According to authorities, Michael Quick, of Springfield, Missouri, claimed that he did not know he was not allowed to enter the Capitol at the time he and his brother entered through an open window. He believed the police were letting people in even though they saw officers in riot gear.
Attorney Dee Wampler, who represents Michael and Stephen Quick, said he currently had no evidence to support the allegation the officers let people into the building, but pointed out that he still had thousands of documents from prosecutors to review.
“If this case were tried, the evidence would be that quite a large number of officers were standing around when my clients walked in and they weren’t trying to stop the Quicks,” said Wampler, adding that his clients didn’t. Do not commit violence in the Capitol.
But the argument didn’t work for Jacob Chansley, the Arizona man who wore face-paint, a furry hat with horns, and a spear during the riot.
Chansley’s attorney said an official told his client that “the building is yours” and that he is one of the third wave of rioters entering the Capitol.

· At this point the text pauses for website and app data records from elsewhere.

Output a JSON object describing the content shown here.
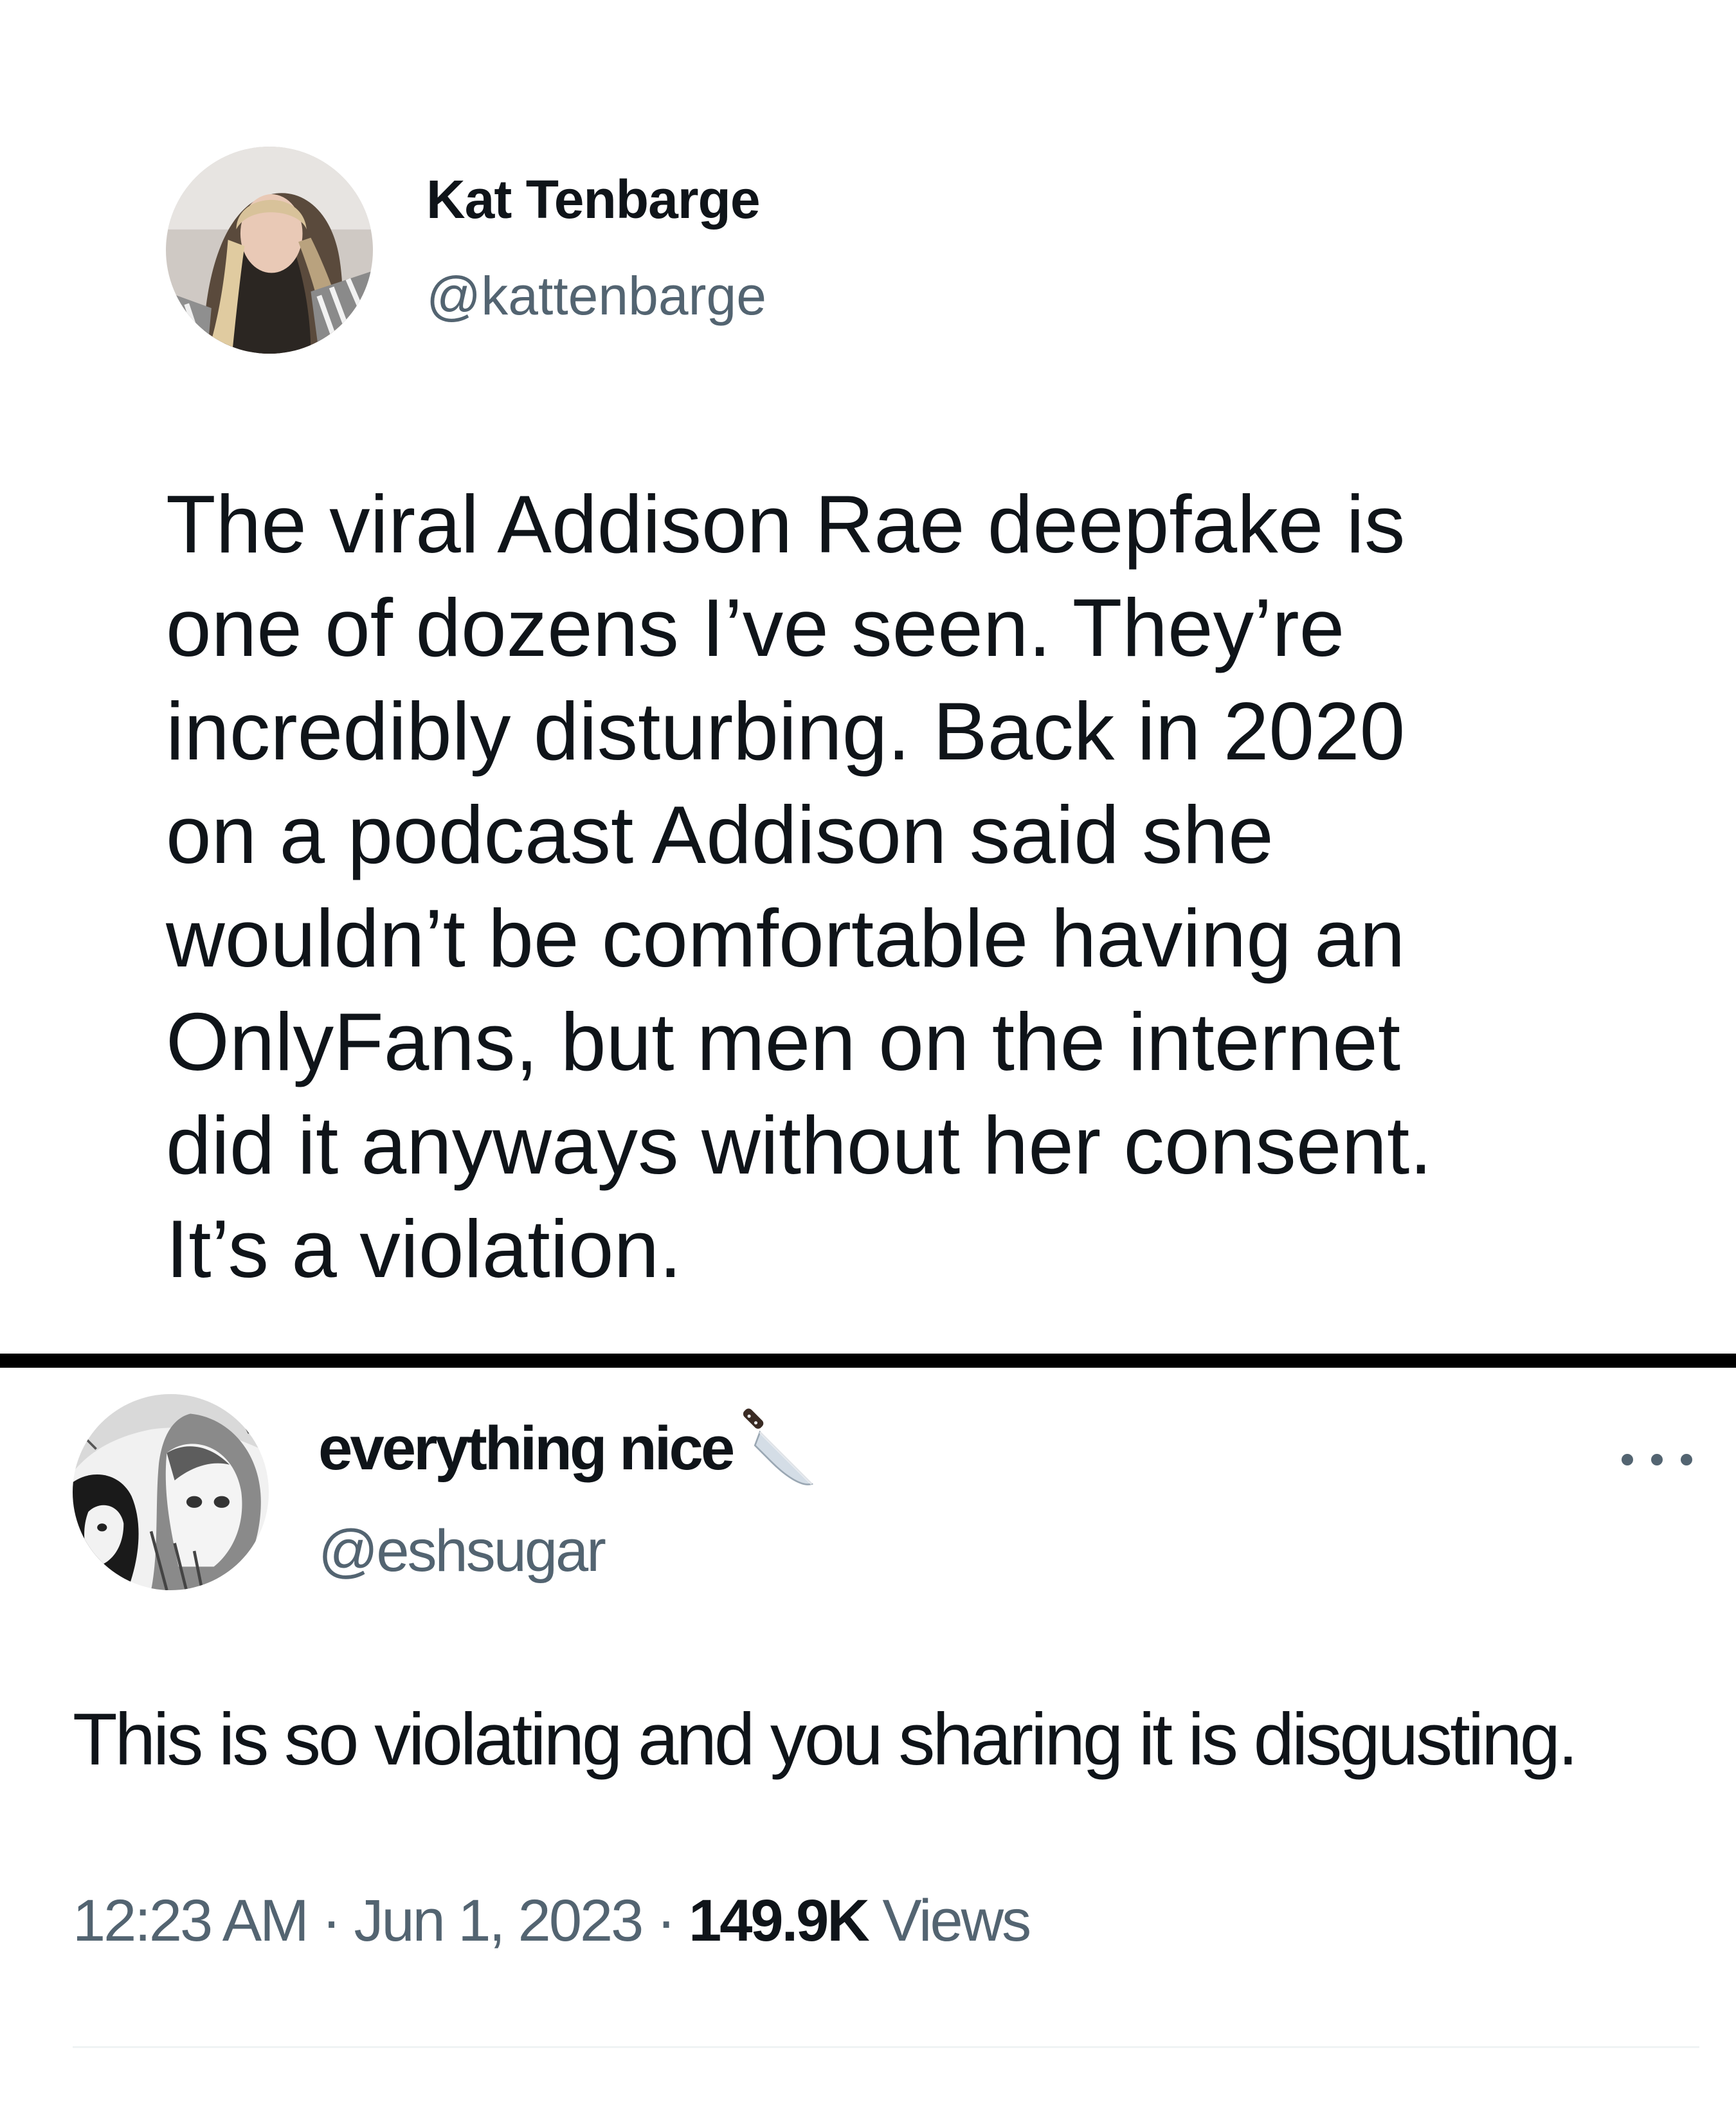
{
  "tweet_top": {
    "author_name": "Kat Tenbarge",
    "author_handle": "@kattenbarge",
    "body_lines": [
      "The viral Addison Rae deepfake is",
      "one of dozens I’ve seen. They’re",
      "incredibly disturbing. Back in 2020",
      "on a podcast Addison said she",
      "wouldn’t be comfortable having an",
      "OnlyFans, but men on the internet",
      "did it anyways without her consent.",
      "It’s a violation."
    ]
  },
  "tweet_bottom": {
    "author_name": "everything nice",
    "name_emoji_icon": "kitchen-knife-icon",
    "author_handle": "@eshsugar",
    "more_icon": "more-options-icon",
    "body": "This is so violating and you sharing it is disgusting.",
    "time": "12:23 AM",
    "separator": " · ",
    "date": "Jun 1, 2023",
    "views_count": "149.9K",
    "views_label": " Views"
  },
  "colors": {
    "text_primary": "#0f1419",
    "text_secondary": "#536471",
    "divider": "#000000"
  }
}
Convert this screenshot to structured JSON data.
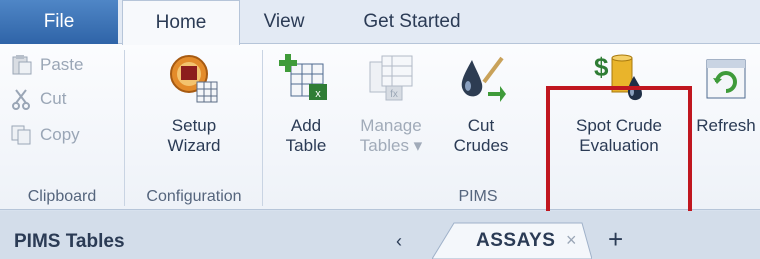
{
  "tabs": {
    "file": "File",
    "home": "Home",
    "view": "View",
    "get_started": "Get Started"
  },
  "clipboard": {
    "paste": "Paste",
    "cut": "Cut",
    "copy": "Copy",
    "group_label": "Clipboard"
  },
  "configuration": {
    "setup_wizard_line1": "Setup",
    "setup_wizard_line2": "Wizard",
    "group_label": "Configuration"
  },
  "pims": {
    "add_table_line1": "Add",
    "add_table_line2": "Table",
    "manage_tables_line1": "Manage",
    "manage_tables_line2": "Tables ▾",
    "cut_crudes_line1": "Cut",
    "cut_crudes_line2": "Crudes",
    "spot_crude_line1": "Spot Crude",
    "spot_crude_line2": "Evaluation",
    "refresh": "Refresh",
    "group_label": "PIMS"
  },
  "bottom": {
    "panel_title": "PIMS Tables",
    "nav_left": "‹",
    "doc_tab": "ASSAYS",
    "doc_tab_close": "×",
    "add_tab": "+"
  },
  "colors": {
    "file_tab": "#2f64a8",
    "highlight": "#c0161f"
  }
}
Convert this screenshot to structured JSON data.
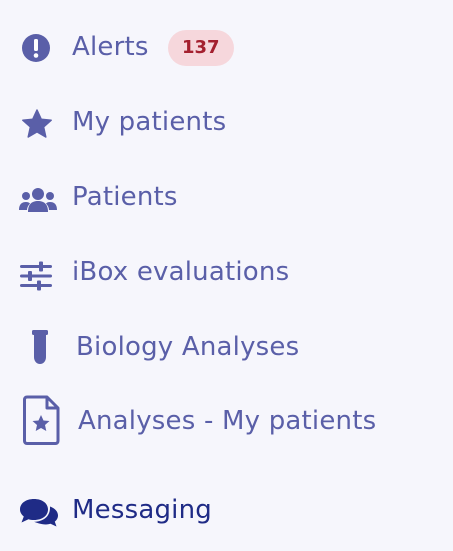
{
  "colors": {
    "background": "#f6f6fc",
    "item_text": "#5a5fa8",
    "active_text": "#1f2b86",
    "badge_bg": "#f6d7dc",
    "badge_text": "#a4202f"
  },
  "menu": {
    "items": [
      {
        "label": "Alerts",
        "icon": "exclamation-circle-icon",
        "badge": "137"
      },
      {
        "label": "My patients",
        "icon": "star-icon"
      },
      {
        "label": "Patients",
        "icon": "users-icon"
      },
      {
        "label": "iBox evaluations",
        "icon": "sliders-icon"
      },
      {
        "label": "Biology Analyses",
        "icon": "test-tube-icon"
      },
      {
        "label": "Analyses - My patients",
        "icon": "file-star-icon"
      },
      {
        "label": "Messaging",
        "icon": "comments-icon"
      }
    ]
  }
}
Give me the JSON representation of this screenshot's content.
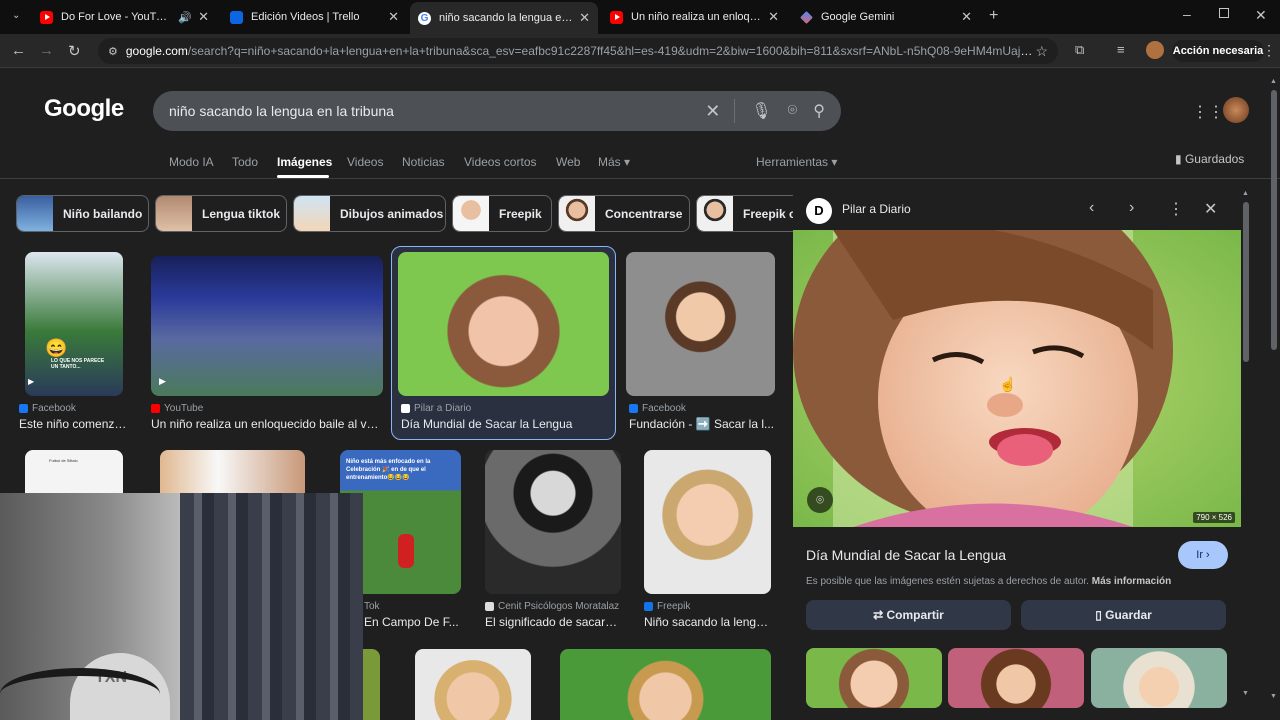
{
  "browser": {
    "tabs": [
      {
        "title": "Do For Love - YouTube",
        "favicon": "youtube-icon",
        "audio": true
      },
      {
        "title": "Edición Videos | Trello",
        "favicon": "trello-icon"
      },
      {
        "title": "niño sacando la lengua en la tr",
        "favicon": "google-icon",
        "active": true
      },
      {
        "title": "Un niño realiza un enloquecido",
        "favicon": "youtube-icon"
      },
      {
        "title": "Google Gemini",
        "favicon": "gemini-icon"
      }
    ],
    "url_host": "google.com",
    "url_rest": "/search?q=niño+sacando+la+lengua+en+la+tribuna&sca_esv=eafbc91c2287ff45&hl=es-419&udm=2&biw=1600&bih=811&sxsrf=ANbL-n5hQ08-9eHM4mUajKf6u7qJ...",
    "action_label": "Acción necesaria"
  },
  "search": {
    "logo": "Google",
    "query": "niño sacando la lengua en la tribuna"
  },
  "nav_tabs": [
    "Modo IA",
    "Todo",
    "Imágenes",
    "Videos",
    "Noticias",
    "Videos cortos",
    "Web",
    "Más"
  ],
  "tools_label": "Herramientas",
  "saved_label": "Guardados",
  "chips": [
    "Niño bailando",
    "Lengua tiktok",
    "Dibujos animados",
    "Freepik",
    "Concentrarse",
    "Freepik c"
  ],
  "results_row1": [
    {
      "source": "Facebook",
      "title": "Este niño comenzó..."
    },
    {
      "source": "YouTube",
      "title": "Un niño realiza un enloquecido baile al ve..."
    },
    {
      "source": "Pilar a Diario",
      "title": "Día Mundial de Sacar la Lengua"
    },
    {
      "source": "Facebook",
      "title": "Fundación - ➡️ Sacar la l..."
    }
  ],
  "results_row2": [
    {
      "source": "Tok",
      "title": "En Campo De F..."
    },
    {
      "source": "Cenit Psicólogos Moratalaz",
      "title": "El significado de sacar l..."
    },
    {
      "source": "Freepik",
      "title": "Niño sacando la lengu..."
    }
  ],
  "thumb_texts": {
    "fb_caption": "LO QUE NOS PARECE UN TANTO...",
    "celebracion": "Niño está más enfocado en la Celebración 🎉 en de que el entrenamiento😂😂😂",
    "doc_title": "Futbol de Siltalo"
  },
  "panel": {
    "badge": "D",
    "source": "Pilar a Diario",
    "title": "Día Mundial de Sacar la Lengua",
    "visit": "Ir",
    "copyright": "Es posible que las imágenes estén sujetas a derechos de autor.",
    "more_info": "Más información",
    "share": "Compartir",
    "save": "Guardar",
    "dims": "790 × 526"
  },
  "webcam": {
    "watermark": "TXN"
  },
  "colors": {
    "accent": "#8ab4f8",
    "button_bg": "#303848",
    "visit_bg": "#a8c7fa"
  }
}
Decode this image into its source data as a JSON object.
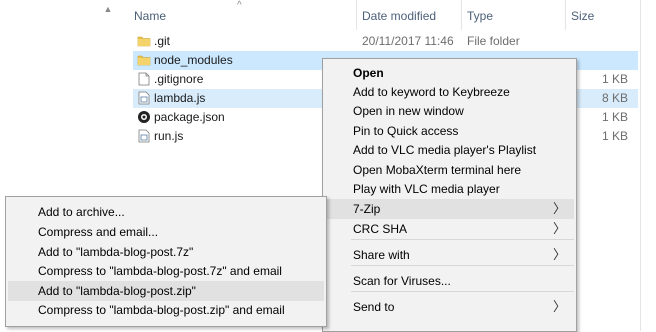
{
  "columns": {
    "name": "Name",
    "date": "Date modified",
    "type": "Type",
    "size": "Size"
  },
  "files": [
    {
      "name": ".git",
      "date": "20/11/2017 11:46",
      "type": "File folder",
      "size": "",
      "icon": "folder-icon",
      "state": ""
    },
    {
      "name": "node_modules",
      "date": "",
      "type": "",
      "size": "",
      "icon": "folder-icon",
      "state": "selected"
    },
    {
      "name": ".gitignore",
      "date": "",
      "type": "",
      "size": "1 KB",
      "icon": "file-icon",
      "state": ""
    },
    {
      "name": "lambda.js",
      "date": "",
      "type": "",
      "size": "8 KB",
      "icon": "js-file-icon",
      "state": "selected"
    },
    {
      "name": "package.json",
      "date": "",
      "type": "",
      "size": "1 KB",
      "icon": "json-file-icon",
      "state": ""
    },
    {
      "name": "run.js",
      "date": "",
      "type": "",
      "size": "1 KB",
      "icon": "js-file-icon",
      "state": ""
    }
  ],
  "context_menu": {
    "items": [
      {
        "label": "Open",
        "bold": true
      },
      {
        "label": "Add to keyword to Keybreeze"
      },
      {
        "label": "Open in new window"
      },
      {
        "label": "Pin to Quick access"
      },
      {
        "label": "Add to VLC media player's Playlist"
      },
      {
        "label": "Open MobaXterm terminal here"
      },
      {
        "label": "Play with VLC media player"
      },
      {
        "label": "7-Zip",
        "submenu": true,
        "highlighted": true
      },
      {
        "label": "CRC SHA",
        "submenu": true
      },
      {
        "label": "Share with",
        "submenu": true
      },
      {
        "label": "Scan for Viruses..."
      },
      {
        "label": "Send to",
        "submenu": true
      }
    ]
  },
  "submenu_7zip": {
    "items": [
      {
        "label": "Add to archive..."
      },
      {
        "label": "Compress and email..."
      },
      {
        "label": "Add to \"lambda-blog-post.7z\""
      },
      {
        "label": "Compress to \"lambda-blog-post.7z\" and email"
      },
      {
        "label": "Add to \"lambda-blog-post.zip\"",
        "highlighted": true
      },
      {
        "label": "Compress to \"lambda-blog-post.zip\" and email"
      }
    ]
  },
  "colors": {
    "selection": "#cce8ff",
    "menu_bg": "#f2f2f2",
    "menu_highlight": "#e1e1e1",
    "folder": "#e8c14a"
  }
}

When Judge Royce Lamberth denied a request to get Chansley out of jail two months ago, he said it was not clear who made the comment and concluded that Chansley was unable to prove that officers entered him in the building waved, citing a video the judge saw as evidence that the Phoenix man was one of the first rioters in the building. The judge noticed rioters crawling in through broken windows when Chansley entered the Capitol through a door.
Chansley attorney Albert Watkins still insists that his client was in the building’s third wave of rioters, saying it shouldn’t shock the public that rioters who clung to and believed Trump’s every word had the choice had been stolen, rightly believed to be allowed in the building. “It’s what’s on their hearts and minds,” said Watkins.
Overall, Joshua Black made two claims of helping officers in the Capitol.
Before meeting the policeman, whom he allegedly protected by a Capitol door, the police shot him in the cheek with a plastic projectile as he tried to prevent another policeman from being “trudged” by other rioters outside the Capitol. But prosecutors say the surveillance video does not show an on-site officer, nor is Black shown trying to help an officer.
Black’s attorney, Clark Fleckinger II, didn’t return a phone call or email for comment.
Associate press writer Colleen Long of Washington contributed to this report.